Pandas allows you to change this behavior by modifying the mode.chained_assignment option, which may be done with the pandas.set_option() function. The following is available for your use:
settings:
-
pd.set_option("mode.chained_assignment", "raise")
raises a
SettingWithCopyException
. -
pd.set_option("mode.chained_assignment", "warn")
issues a
SettingWithCopyWarning
. This is the default behavior. -
pd.set_option("mode.chained_assignment", None)
suppresses both the warning and the error.
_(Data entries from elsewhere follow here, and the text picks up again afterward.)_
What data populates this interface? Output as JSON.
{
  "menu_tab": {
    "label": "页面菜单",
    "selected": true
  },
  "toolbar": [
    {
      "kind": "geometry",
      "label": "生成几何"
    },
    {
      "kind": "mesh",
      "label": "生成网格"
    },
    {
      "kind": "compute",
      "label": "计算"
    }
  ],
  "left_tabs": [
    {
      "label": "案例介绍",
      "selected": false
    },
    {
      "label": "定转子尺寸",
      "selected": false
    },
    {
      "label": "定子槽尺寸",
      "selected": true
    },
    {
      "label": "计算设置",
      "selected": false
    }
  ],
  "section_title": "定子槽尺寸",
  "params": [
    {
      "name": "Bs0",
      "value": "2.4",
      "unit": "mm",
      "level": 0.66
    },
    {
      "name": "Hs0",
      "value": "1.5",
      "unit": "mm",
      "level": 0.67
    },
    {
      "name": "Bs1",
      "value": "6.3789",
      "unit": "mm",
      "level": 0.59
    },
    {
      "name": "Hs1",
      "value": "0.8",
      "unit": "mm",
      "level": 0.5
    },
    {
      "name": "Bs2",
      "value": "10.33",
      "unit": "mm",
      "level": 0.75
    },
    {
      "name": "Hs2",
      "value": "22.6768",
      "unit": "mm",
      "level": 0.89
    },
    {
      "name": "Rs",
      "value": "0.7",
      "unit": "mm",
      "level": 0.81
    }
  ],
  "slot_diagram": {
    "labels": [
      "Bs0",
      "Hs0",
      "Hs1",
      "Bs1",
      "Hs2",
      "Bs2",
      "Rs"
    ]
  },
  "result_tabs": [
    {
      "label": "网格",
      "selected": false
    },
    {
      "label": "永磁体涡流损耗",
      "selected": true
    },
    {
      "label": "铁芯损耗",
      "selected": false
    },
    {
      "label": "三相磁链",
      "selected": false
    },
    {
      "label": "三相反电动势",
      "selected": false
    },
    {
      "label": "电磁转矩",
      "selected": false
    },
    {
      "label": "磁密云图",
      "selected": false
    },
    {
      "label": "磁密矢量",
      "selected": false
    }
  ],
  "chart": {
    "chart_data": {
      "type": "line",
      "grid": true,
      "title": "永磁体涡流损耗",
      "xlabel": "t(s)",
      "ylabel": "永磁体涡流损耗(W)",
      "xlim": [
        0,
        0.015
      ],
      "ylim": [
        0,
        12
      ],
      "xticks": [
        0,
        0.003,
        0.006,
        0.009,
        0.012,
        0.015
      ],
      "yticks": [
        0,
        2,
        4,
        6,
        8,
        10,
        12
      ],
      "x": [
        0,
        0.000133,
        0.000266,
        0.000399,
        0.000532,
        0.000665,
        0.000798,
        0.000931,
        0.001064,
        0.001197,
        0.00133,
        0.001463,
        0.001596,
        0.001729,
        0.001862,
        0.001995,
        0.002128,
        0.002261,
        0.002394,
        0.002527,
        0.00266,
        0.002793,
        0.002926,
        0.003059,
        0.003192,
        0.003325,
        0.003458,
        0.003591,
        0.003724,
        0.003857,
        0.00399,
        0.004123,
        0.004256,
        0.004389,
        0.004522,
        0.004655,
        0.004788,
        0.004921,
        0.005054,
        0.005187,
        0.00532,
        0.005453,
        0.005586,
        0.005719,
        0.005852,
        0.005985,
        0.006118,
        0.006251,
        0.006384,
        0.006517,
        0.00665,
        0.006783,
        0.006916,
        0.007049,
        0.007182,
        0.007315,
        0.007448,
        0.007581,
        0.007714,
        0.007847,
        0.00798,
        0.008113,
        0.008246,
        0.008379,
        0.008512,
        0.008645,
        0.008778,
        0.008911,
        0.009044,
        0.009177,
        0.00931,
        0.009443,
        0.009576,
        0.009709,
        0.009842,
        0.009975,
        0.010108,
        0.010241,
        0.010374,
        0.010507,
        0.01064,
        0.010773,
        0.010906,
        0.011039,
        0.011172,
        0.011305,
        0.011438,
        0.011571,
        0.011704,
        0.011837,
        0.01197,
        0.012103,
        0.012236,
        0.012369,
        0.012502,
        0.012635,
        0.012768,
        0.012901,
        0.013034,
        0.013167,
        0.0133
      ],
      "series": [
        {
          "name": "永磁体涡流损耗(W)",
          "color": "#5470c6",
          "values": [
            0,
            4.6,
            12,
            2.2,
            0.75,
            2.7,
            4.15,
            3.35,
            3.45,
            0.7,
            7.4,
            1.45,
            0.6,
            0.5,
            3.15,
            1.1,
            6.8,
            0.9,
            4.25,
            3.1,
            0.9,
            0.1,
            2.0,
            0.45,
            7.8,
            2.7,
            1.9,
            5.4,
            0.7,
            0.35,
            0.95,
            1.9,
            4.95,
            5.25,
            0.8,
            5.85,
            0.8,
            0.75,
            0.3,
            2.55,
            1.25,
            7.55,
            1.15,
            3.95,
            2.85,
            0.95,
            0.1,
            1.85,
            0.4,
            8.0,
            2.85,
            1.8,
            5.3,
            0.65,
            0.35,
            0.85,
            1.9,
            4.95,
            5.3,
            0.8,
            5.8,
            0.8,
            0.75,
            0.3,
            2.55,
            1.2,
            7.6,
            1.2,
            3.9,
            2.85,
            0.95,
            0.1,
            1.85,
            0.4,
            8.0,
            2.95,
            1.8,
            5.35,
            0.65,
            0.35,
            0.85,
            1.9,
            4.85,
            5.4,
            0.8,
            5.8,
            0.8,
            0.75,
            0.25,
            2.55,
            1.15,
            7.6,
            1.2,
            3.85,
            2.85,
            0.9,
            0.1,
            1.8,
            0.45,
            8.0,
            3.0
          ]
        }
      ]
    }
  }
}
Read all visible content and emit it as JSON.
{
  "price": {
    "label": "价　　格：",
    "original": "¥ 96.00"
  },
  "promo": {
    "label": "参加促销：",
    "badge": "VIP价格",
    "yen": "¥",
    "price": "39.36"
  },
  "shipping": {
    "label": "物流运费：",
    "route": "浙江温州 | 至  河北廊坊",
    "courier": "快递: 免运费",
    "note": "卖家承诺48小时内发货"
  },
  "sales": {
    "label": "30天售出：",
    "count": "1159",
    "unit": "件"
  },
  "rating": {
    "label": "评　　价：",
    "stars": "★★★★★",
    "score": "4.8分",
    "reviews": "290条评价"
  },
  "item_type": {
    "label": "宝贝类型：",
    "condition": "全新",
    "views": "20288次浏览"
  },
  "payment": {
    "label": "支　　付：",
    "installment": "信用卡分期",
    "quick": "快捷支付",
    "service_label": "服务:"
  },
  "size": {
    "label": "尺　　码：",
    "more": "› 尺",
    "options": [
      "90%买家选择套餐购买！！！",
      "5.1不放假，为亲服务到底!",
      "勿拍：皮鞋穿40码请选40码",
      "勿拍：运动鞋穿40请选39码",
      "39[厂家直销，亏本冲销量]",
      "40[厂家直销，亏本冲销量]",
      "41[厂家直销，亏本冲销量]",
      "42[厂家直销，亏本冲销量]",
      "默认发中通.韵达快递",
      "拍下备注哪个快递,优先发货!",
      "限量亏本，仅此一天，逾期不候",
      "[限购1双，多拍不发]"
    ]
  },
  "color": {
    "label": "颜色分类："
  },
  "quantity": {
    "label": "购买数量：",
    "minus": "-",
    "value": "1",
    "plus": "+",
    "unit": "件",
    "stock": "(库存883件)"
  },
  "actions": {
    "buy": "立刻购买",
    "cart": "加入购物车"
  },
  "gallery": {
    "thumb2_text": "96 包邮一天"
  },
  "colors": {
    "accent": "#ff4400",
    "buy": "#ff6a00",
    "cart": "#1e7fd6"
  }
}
This particular piece of code, for instance, will throw a SettingWithCopyException rather than producing a SettingWithCopyWarning.
:
>>>
>>> df = pd.DataFrame(
... data={("powers", "x"): 2**np.arange(5),
... ("powers", "y"): 3**np.arange(5),
... ("random", "z"): np.array([45, 98, 24, 11, 64], dtype=float)},
... index=["a", "b", "c", "d", "e"]
... )
>>> pd.set_option("mode.chained_assignment", "raise")
>>> df["powers"]["x"] = 0
In addition to adjusting the behavior that is established by default, you may acquire the current setting that is associated with mode.chained_assignment by making use of the get_option() function.
:
>>>
>>> pd.get_option("mode.chained_assignment")
'raise'
Because you altered the behavior with set_option(), the value “raise” is returned to you in this scenario. “warn” is the value that is normally returned when pd.get_option(“mode.chained_assignment”) is called.
Even though you have the option to disable it, it is important to keep in mind that the SettingWithCopyWarning can be very helpful in identifying improper code and alerting you to it.